Example 1: Parallel Log Parsing with Map and Filter

Step 1: Data ingest and parsing



In [ ]:

    
from pyspark import SparkConf, SparkContext
import re

This dataset is a debug dump from a Lustre filesystem. Typically these events occur due to code bugs (LBUG), heavy load, hardware problems, or misbehaving user application IO.

Let's analyze some of the log structure to determine what may have caused this debug dump.



In [ ]:

    
sc



In [ ]:

    
partitions = 18
parlog = sc.textFile("/lustre/janus_scratch/dami9546/lustre_debug.out", partitions)

Let's take a look at the first five lines of the debug log. This log is colon-delimited, and roughly corresponds to the following information:

0-1 describe subsystem ID
2
3 timestamp
4-6 PIDs
7 relevant code module
8 code line
9 function and message



In [ ]:

    
parlog.take(5)

Now let's split each line of the RDD into lowercase "words".

Lambda functions are ubiquitous in Spark, I presume due to the functional programming underpinnings of Scala. They act on each partition in parallel, and operate on each line.



In [ ]:

    
words = parlog.map(lambda line: re.split('\W+', line.lower().strip()))

Notice that this map returns immediately; no actions have been taken- the DAG has been updated to prepare for transformations. I like to think of this as analogous to a page fault, but applying to a Directed Acyclic Graph.



In [ ]:

    
words.take(2)

Part 2: Counting Occurences

My experience with Lustre affords me (some) insight into this- I know the system has been susceptible to MDS overloading due to applications creating tons of small files, or issuing lots of MDS RPCs. I want to look for all lines that contain mfd changes.
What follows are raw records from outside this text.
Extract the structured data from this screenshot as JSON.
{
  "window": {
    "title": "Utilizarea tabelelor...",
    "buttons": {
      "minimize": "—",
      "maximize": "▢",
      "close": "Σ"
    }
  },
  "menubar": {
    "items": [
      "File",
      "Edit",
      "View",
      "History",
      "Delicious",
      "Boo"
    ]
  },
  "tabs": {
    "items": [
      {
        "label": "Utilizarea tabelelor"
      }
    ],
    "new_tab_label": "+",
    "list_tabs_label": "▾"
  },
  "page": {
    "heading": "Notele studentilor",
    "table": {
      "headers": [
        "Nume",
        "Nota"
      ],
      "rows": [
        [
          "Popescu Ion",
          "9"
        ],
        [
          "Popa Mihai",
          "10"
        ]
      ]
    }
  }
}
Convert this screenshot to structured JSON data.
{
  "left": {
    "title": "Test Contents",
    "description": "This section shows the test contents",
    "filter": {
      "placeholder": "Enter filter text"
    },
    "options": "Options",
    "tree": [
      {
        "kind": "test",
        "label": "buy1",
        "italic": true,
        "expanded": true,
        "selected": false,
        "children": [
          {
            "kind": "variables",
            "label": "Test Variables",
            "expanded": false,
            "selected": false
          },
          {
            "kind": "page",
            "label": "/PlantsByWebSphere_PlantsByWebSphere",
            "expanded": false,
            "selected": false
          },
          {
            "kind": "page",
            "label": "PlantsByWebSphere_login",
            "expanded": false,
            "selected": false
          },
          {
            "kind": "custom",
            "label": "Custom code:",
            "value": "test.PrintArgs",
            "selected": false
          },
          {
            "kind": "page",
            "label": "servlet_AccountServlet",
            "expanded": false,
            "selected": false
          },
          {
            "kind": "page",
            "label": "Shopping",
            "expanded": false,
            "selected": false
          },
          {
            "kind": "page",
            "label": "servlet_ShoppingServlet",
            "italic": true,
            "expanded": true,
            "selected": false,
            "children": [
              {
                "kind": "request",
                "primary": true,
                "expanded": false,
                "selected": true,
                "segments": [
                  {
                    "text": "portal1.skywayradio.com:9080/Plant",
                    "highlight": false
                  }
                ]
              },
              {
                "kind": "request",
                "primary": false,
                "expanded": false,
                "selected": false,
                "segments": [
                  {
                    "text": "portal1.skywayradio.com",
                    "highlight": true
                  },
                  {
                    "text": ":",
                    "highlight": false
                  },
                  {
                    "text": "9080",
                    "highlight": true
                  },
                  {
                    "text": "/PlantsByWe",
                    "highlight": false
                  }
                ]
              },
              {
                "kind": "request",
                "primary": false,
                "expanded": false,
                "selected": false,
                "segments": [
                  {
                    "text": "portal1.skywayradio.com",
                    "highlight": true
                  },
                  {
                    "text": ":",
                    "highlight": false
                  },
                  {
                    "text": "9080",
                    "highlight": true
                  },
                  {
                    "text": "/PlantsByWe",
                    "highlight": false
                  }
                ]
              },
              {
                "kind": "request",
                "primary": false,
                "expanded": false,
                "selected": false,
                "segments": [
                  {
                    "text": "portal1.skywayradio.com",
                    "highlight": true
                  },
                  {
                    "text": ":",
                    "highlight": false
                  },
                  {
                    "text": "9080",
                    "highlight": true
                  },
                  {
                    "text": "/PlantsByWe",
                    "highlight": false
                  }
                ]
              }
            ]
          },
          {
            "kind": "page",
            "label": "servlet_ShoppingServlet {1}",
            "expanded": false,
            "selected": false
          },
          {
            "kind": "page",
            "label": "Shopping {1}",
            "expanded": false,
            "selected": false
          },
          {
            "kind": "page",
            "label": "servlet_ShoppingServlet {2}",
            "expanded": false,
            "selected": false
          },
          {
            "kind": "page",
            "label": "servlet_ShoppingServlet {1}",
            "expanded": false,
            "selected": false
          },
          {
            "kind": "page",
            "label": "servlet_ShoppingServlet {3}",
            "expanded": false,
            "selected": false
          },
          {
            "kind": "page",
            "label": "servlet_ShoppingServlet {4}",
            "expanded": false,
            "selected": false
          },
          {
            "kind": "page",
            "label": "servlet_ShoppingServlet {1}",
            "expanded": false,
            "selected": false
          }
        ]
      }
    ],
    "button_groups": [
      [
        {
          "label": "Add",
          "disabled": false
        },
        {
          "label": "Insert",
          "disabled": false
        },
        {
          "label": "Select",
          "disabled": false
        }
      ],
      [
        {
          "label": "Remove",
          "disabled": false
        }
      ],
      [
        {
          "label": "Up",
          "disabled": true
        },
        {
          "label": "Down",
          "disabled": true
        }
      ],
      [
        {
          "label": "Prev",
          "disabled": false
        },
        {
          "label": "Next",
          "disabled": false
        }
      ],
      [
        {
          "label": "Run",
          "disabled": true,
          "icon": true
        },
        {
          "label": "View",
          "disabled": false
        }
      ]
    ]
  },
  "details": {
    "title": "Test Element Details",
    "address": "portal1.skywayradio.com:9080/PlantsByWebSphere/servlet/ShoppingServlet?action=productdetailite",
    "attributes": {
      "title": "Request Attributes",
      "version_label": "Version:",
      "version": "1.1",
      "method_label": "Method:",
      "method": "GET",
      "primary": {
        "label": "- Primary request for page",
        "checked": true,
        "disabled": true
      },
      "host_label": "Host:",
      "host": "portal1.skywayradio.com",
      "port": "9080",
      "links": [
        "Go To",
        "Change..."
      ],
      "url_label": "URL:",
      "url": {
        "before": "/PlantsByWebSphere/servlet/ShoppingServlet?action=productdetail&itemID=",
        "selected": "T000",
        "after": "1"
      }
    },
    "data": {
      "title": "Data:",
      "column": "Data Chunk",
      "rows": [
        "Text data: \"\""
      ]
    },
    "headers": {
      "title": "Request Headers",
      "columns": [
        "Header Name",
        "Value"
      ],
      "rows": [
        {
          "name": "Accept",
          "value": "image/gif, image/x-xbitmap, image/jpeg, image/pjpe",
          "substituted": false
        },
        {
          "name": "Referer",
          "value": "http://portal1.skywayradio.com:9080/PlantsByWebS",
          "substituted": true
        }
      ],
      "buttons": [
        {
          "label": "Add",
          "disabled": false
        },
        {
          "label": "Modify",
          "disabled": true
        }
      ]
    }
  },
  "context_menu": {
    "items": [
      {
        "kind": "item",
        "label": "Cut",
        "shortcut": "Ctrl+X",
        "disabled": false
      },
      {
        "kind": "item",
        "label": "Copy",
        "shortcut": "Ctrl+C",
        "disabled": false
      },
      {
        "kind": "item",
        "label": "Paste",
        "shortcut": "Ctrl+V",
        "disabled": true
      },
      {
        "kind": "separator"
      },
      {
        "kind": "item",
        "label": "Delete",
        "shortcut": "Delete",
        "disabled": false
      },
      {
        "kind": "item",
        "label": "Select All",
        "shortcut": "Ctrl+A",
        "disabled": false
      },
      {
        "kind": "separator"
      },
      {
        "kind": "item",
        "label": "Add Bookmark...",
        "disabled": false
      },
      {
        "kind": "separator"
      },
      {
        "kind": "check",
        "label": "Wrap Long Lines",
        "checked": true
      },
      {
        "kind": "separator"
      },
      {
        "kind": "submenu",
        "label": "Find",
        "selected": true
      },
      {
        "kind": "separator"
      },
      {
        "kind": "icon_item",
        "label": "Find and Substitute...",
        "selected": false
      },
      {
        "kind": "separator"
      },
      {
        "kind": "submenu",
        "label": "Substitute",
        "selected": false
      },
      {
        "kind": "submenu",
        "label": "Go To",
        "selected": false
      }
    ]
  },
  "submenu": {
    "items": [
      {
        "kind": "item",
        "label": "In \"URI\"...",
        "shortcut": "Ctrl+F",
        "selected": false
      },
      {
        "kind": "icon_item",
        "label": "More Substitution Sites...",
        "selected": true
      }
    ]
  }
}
Let's apply a filter to this RDD. Let's create a new RDD that only contains lines with mfs changes.



In [ ]:

    
mfds = words.filter(lambda x: 'mfd' and 'change' in x)

Did it work?



In [ ]:

    
mfds.take(2)

Now we issue an action to the RDD: the DAG performs the lazily executed functions. In this case we count the number of lines in the mfds RDD.



In [ ]:

    
mfds.count()

And as a percent of the overall file?



In [ ]:

    
'{0:0.2f}%'.format((mfds.count()/float(parlog.count()))*100)

Now let's determine the effect of the flatMap: this behaves like map, but does not return a list for each line. Rather, it aggregates (flattens) the output into a single list.



In [ ]:

    
flatwords = parlog.flatMap(lambda line: re.split('\W+', line.lower().strip()))

Now filter out "words" longer than 2 characters.



In [ ]:

    
longwords = flatwords.filter(lambda x: len(x) > 2 )



In [ ]:

    
longwords.take(10)

To sort words by number of occurences we map each word of each line to a tuple: itself and 1. We will perform a reduction on these tuples to get counts.



In [ ]:

    
longwords = longwords.map(lambda word: (word, 1))

We utilize reduceByKey: this operation performs a function on identical keys. By default this will be the first element of the tuple. Since this will be the word, the behavior is desired.

Note that reduce operations are accumulators and must be associative.



In [ ]:

    
longcount = longwords.reduceByKey(lambda a, b: a + b)



In [ ]:

    
longcount.take(10)

We swap the order of the tuple's contents to sort by the number rather than words. The argument "False" passed to sortByKey instructs it to sort descending.



In [ ]:

    
longwords = longcount.map(lambda x: (x[1], x[0])).sortByKey(False)



In [ ]:

    
longwords.take(20)